Studying the Bending Lines exhibition in New England Museums Now

ArticleA writeup about a study of our digital exhibition appears in the Spring 2021 edition of the New England Museum Association’s journal

May 6, 2021
377 words / 2 minutes

More than a year ago, when we were planning to install the Bending Lines exhibition in the gallery, we began working with two graduate students at Northeastern University to plan a study of how visitors interacted with the gallery space. When the exhibition moved online, we had to reimagine this study—both its methods and its purposes—in order to evaluate how well the digital exhibition was working. This excerpt is from an article about the evaluation process that appears in the Spring 2021 edition of New England Museums Now. You can read the entire article at the New England Museum Association’s website.

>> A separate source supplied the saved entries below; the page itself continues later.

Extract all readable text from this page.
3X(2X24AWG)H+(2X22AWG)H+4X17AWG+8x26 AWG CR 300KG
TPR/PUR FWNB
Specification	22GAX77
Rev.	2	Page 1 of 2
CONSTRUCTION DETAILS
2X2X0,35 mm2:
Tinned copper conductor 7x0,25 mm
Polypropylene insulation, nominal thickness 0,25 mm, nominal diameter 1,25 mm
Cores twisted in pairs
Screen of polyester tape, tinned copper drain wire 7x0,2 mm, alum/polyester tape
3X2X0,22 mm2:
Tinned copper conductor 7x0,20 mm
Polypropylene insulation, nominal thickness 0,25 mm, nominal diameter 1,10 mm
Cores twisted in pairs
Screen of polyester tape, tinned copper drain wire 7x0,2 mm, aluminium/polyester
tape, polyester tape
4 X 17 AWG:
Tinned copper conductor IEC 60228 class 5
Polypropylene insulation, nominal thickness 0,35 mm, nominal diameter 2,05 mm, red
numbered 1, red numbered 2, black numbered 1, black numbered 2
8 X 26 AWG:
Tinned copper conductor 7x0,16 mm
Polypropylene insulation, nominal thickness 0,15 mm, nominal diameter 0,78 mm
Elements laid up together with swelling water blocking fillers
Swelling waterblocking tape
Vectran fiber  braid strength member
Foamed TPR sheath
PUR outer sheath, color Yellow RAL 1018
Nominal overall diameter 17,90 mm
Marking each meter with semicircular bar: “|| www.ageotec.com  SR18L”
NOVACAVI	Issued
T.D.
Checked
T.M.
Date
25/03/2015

In response to the change in exhibit venue, the evaluation project also required rethinking. While there is considerable literature on conducting space studies of physical galleries, investigating the behavior of virtual “visitors” presents an entirely different challenge. Online exhibits are not new, but they have not been the central focus of most museums and cultural institutions; instead, in the pre-COVID era they tended to be designed as supplementary companion pieces to in-person shows. Some of the fundamental research questions of in-person evaluations are simply impossible—and inappropriate—to replicate when studying an online exhibition. Some of these limitations are obvious; for instance, it is no longer possible to silently observe how visitors travel throughout a space and determine what objects or locations pique their interest. Others are more subtle. What does attention, engagement, and learning even look like on a computer screen where the user may be rapidly toggling between a digital exhibition and many other competing, unrelated stimuli at the same time?

Because visitors enter and experience an online exhibit via a computer or mobile device from any location, at any time, both raw statistics like the number of real visitors, as well as more nuanced questions like whether visitors were able to see how captions referred to images, demand methods that are more familiar to software designers than museum professionals. To explore this question, the Northeastern students used two primary evidence collection methods: data obtained from Google Analytics and website user testing. Both of these methods are routinely used to test and monitor e-commerce and other for-profit websites, but we wanted to explore their utility for online exhibit evaluation.